Stichweh next recovered the insides kick for Army at Navy's 49 yard line, and Army retained possession of the ball the remainder of the game. With Army now playing offense, they drove to the Navy four-yard line. On third-and-goal, Stichweh handed the ball off to teammate Ken Waldrop. Several Navy defensive players managed to tackle Waldrop. Navy intentionally ran out the clock, stalling Army at the 2-yard line until time expired, leaving the score at a 21–15 win for Navy.

The expiration of gameplay without another Army touchdown was, in part, due to a controversial referee decision on when to restart the game clock.
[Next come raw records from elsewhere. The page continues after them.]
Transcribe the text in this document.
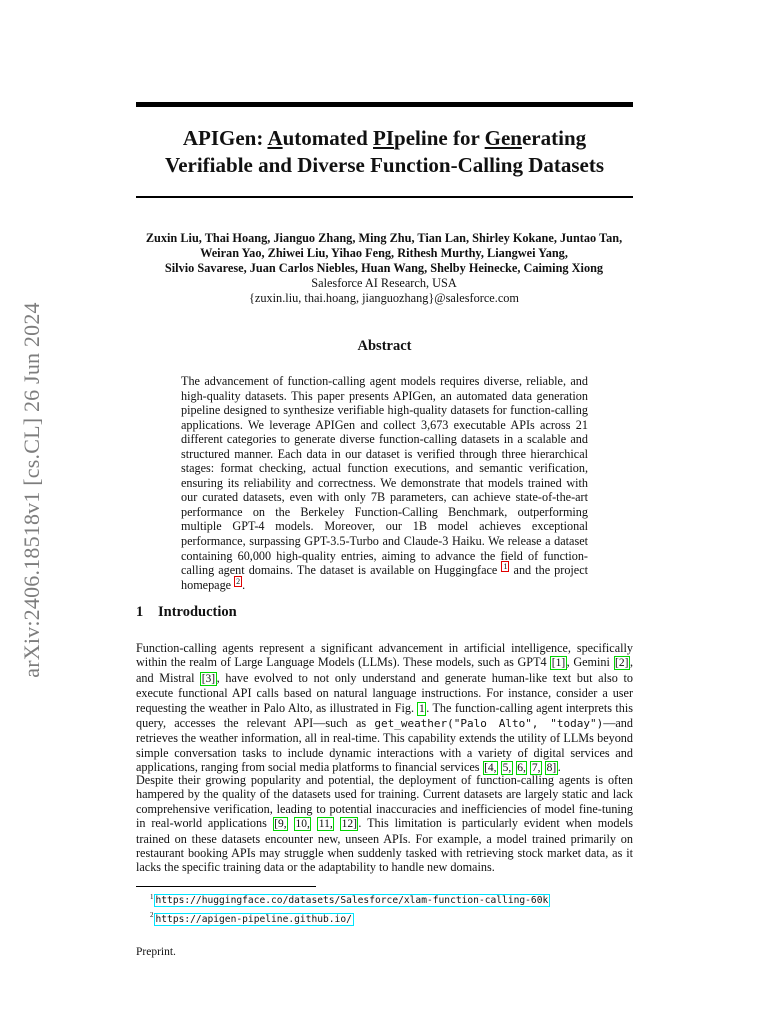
arXiv:2406.18518v1 [cs.CL] 26 Jun 2024
APIGen: Automated PIpeline for Generating
Verifiable and Diverse Function-Calling Datasets
Zuxin Liu, Thai Hoang, Jianguo Zhang, Ming Zhu, Tian Lan, Shirley Kokane, Juntao Tan,
Weiran Yao, Zhiwei Liu, Yihao Feng, Rithesh Murthy, Liangwei Yang,
Silvio Savarese, Juan Carlos Niebles, Huan Wang, Shelby Heinecke, Caiming Xiong
Salesforce AI Research, USA
{zuxin.liu, thai.hoang, jianguozhang}@salesforce.com
Abstract

The advancement of function-calling agent models requires diverse, reliable, and high-quality datasets. This paper presents APIGen, an automated data generation pipeline designed to synthesize verifiable high-quality datasets for function-calling applications. We leverage APIGen and collect 3,673 executable APIs across 21 different categories to generate diverse function-calling datasets in a scalable and structured manner. Each data in our dataset is verified through three hierarchical stages: format checking, actual function executions, and semantic verification, ensuring its reliability and correctness. We demonstrate that models trained with our curated datasets, even with only 7B parameters, can achieve state-of-the-art performance on the Berkeley Function-Calling Benchmark, outperforming multiple GPT-4 models. Moreover, our 1B model achieves exceptional performance, surpassing GPT-3.5-Turbo and Claude-3 Haiku. We release a dataset containing 60,000 high-quality entries, aiming to advance the field of function-calling agent domains. The dataset is available on Huggingface $^1$ and the project homepage $^2$ .

1 Introduction

Function-calling agents represent a significant advancement in artificial intelligence, specifically within the realm of Large Language Models (LLMs). These models, such as GPT4 [1] , Gemini [2] , and Mistral [3] , have evolved to not only understand and generate human-like text but also to execute functional API calls based on natural language instructions. For instance, consider a user requesting the weather in Palo Alto, as illustrated in Fig. 1 . The function-calling agent interprets this query, accesses the relevant API—such as get_weather("Palo Alto", "today")—and retrieves the weather information, all in real-time. This capability extends the utility of LLMs beyond simple conversation tasks to include dynamic interactions with a variety of digital services and applications, ranging from social media platforms to financial services [4, 5, 6, 7, 8] .

Despite their growing popularity and potential, the deployment of function-calling agents is often hampered by the quality of the datasets used for training. Current datasets are largely static and lack comprehensive verification, leading to potential inaccuracies and inefficiencies of model fine-tuning in real-world applications [9, 10, 11, 12] . This limitation is particularly evident when models trained on these datasets encounter new, unseen APIs. For example, a model trained primarily on restaurant booking APIs may struggle when suddenly tasked with retrieving stock market data, as it lacks the specific training data or the adaptability to handle new domains.

$^1$ https://huggingface.co/datasets/Salesforce/xlam-function-calling-60k
$^2$ https://apigen-pipeline.github.io/

Preprint.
Army players were under the belief that the game block would not restart until the snap of the ball, and therefore took time after getting back in formation to call out signals. However, the referee had actually restarted the game clock as soon as Army returned to formation. Thus, Stichweh was taken aback when halfway through calling signals, he was interrupted by a referee announcing the expiration of gamete. Army coach Dietzel took issue with the referee's decision, citing a game earlier tht year they had played against Penn State in which a similar scenario had seen game officials leave the clock stopped until the snap. However, game official Barney Finn argued that, per written rules, the clock was properly run due to the previous play not ending with an action that would have necessitated clock stoppage, and therefore the clock was only paused until the referee deemed noise to have receded enough to allow signals to be called.

==Aftermath and legacy==
Navy's victory qualified them for the Cotton Bowl Classic.

The 1963 game has been remembered as one of the greatest played in the history of the Army–Navy Game, with many sources recalling it to have been the greatest game in the rivalry's history. It has been recalled as playing an important role in the nation's healing from the killing of its president.